‘Delilah’, Anderson East’s debut album, produced by Dave Cobb (Jason Isbell, Chris Stapleton) is a collection of ‘60s Southern Soul, Rhythm & Blues, Doo-Wop and Country. For those who are suspicious of imitation, fear not because though the record brings elements of the past into the mix, it is an undeniably original and modern piece of music.
East clearly has a deep affection and emotional tie to the soul music of the ‘60s, “I don’t know any other music that feels good. When Wilson (Pickett) screams of Aretha (Franklin) goes up high, it’s their spirit, what’s inside them – their personalities you hear.”
The album is one of deep-seated longing, regret and inner turmoil, set against a soulful, groove-inducing, forceful and at times heartbreaking soundtrack. ‘Delilah’ spans the spectrum of love: from heartache and desolation to unrestrained desire and sweet affection.
‘Devil In Me’ is the centerpiece of the album. A slower paced song compared to its’ predecessors, with a gentle acoustic guitar, gospel-infused backing vocals and soaring horns. The track tells the story of a Church infatuation, conducted by longing glances across the aisle.
“I know the Lord’s been good to me/ When I look at the Preacher’s daughter/ She’s my Delilah/ She brings me to my knees”

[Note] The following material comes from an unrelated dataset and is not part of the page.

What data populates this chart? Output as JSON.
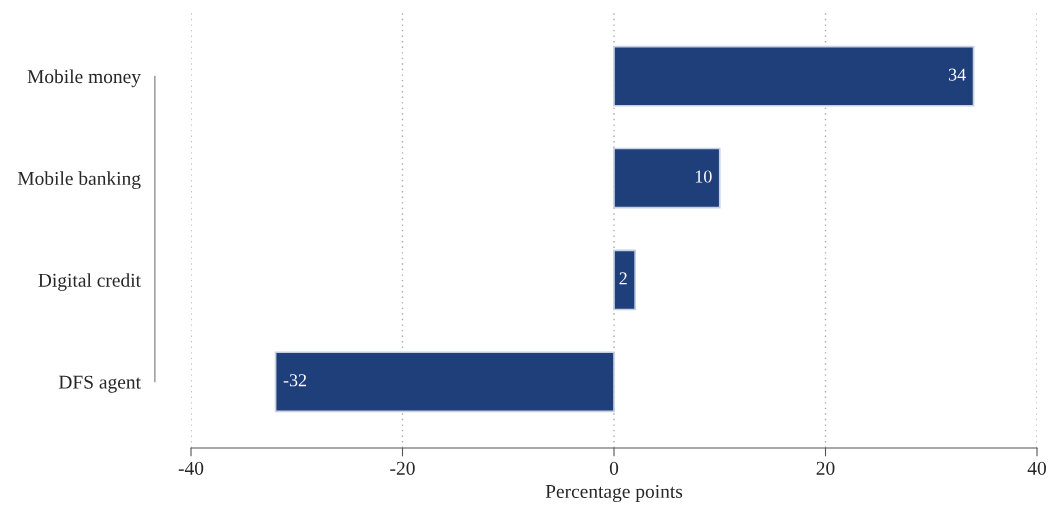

The album, when not filled with powerful horns and soulful backing vocals, takes the listener into the territory of soulful country, allowing the beautiful, image-laden lyrics to really shine. With lines like, “Sun peers through/ And flowers bloom/ It makes no difference to me”, from ‘Lying In Her Arms’, and “My heart can’t say goodbye/ Like the blue can’t leave the sky” from ‘Quit You’.
East has a gift for making you feel like you are the girl in the “cotton-red sundress/ sitting cross-legged/ bitchin ‘bout your ex” in ‘What A Woman Wants To Hear’ or that you are the one standing there on the lake edge watching the “sundress on a willow tree/moon’s on the water” on ‘Devil In Me’.
One moment, his vocals are gravelly, forceful and honey coated, and the next they are heartbreaking and subdued. At times you get the feeling the words are even painful for him to utter. The closing lines on ‘Lying In Her Arms’ are evidence of this ache;
“You were the only one I holding/ And I was holding her close/ You were the only one I was thinking of/ Lying in her arms/ Throwing away our love/ Our love.”
‘What A Woman Wants To Hear’ is my personal favourite on the album. The lyrics are perfection; the mood and emotion captured by both the music and Anderson’s vocals are a match made in heaven. The song talks of what you think is initially a one night stand but as the lyrics progress, you wonder if it is just that or if it’s about holding onto that one moment in time, and not thinking about the next day, the next week, and so on.
Each track on ‘Delilah’ is one single blade of grass, one photograph, one moment lovingly crafted rather than an entire painting or life-story crammed into three and half minutes. Like any good storyteller, this is where East’s true gift lies, in creating a whole world in one song; making you really feel it but also leaving you wanting more.
“You can’t catch it in a picture”, East sings in ‘All I’ll Ever Need” is what this album is really about: giving the listener just enough of the details that you can see the story unraveling but leaving enough unsaid that your imagination can run free.
I feel the same about writing this; I just can’t capture all my love and admiration for this album, and Anderson East’s lyricism, vocals and soul in mere words. I can honestly say that ‘Delilah’ will definitely be playing in my record collection for years to come. Art and music is so subjective and personal, which what makes it so beautiful and divisive. Therefore, I understand why some who hear this album just won’t “get” my infatuation but I really do urge you all to just sit and listen to this beautifully soulful collection of stories.